- Directed by: Christopher Nolan
- Written by: Christopher Nolan
- Produced by: Ivan Cornell Christopher Nolan
- Starring: Mark Deighton Dave Savva Jeremy Theobald
- Cinematography: Christopher Nolan
- Edited by: Christopher Nolan
- Music by: David Julyan
- Production company: UCL Film Society
- Distributed by: Bloomsbury Films
- Release date: July 1996 (UK);
- Running time: 8–9 minutes
- Country: United Kingdom
- Language: English

= Larceny (1996 film) =

1996 film by Christopher Nolan

Larceny is an unreleased 1996 short film written, directed, and edited by Christopher Nolan. The film is a little over eight minutes long and involves an apartment burglary.

==Plot==
A man who pick-pockets people gets chased through the woods by the people he's trying to steal from.

==Cast==
- Jeremy Theobald – The Man
- Mark Deighton – Toby
- Dave Savva – Wooly Hat

==Production==
Nolan shot the film over a weekend in black and white with limited equipment and a small cast and crew.

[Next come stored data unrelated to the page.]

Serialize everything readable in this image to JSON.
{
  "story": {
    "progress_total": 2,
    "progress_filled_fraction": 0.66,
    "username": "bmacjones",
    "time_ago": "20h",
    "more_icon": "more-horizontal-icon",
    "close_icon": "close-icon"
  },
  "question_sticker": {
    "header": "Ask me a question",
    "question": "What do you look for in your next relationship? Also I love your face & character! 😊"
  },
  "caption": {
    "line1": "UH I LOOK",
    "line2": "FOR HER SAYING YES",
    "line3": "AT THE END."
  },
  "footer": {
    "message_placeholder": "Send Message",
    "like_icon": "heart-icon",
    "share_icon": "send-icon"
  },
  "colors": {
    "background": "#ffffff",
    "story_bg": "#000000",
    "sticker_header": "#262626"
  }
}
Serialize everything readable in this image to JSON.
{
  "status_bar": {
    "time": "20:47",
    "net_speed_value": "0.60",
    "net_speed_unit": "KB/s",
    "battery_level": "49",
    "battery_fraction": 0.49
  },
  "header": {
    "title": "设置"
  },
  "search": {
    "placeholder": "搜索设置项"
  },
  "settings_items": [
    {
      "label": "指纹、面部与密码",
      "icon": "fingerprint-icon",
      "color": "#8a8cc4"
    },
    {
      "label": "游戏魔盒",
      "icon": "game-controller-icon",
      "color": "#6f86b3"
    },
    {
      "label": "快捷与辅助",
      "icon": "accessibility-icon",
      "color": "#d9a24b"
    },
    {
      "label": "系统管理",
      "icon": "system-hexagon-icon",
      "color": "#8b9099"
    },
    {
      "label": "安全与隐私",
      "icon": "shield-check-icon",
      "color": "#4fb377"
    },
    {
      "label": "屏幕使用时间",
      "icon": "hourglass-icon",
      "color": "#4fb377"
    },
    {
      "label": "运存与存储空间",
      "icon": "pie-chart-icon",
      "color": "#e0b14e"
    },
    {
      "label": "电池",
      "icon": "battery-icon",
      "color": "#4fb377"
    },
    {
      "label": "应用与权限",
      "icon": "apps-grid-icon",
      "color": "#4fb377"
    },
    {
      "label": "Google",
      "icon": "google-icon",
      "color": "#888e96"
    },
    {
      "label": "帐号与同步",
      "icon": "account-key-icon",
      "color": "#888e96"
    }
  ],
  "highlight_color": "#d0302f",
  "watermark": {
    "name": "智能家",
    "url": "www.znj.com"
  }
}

It was funded by Nolan and shot with equipment, specifically with 16-millimeter cameras, from the film society of the students' union of University College London (UCL). The society describes the film as "one of the best (if not the best) shorts of filmsec recent generations".

==Release==
It was screened at the Cambridge Film Festival in 1996 but has not been made public since. David Julyan, who made the music for the film, said in 2024 that he had a VHS copy of it.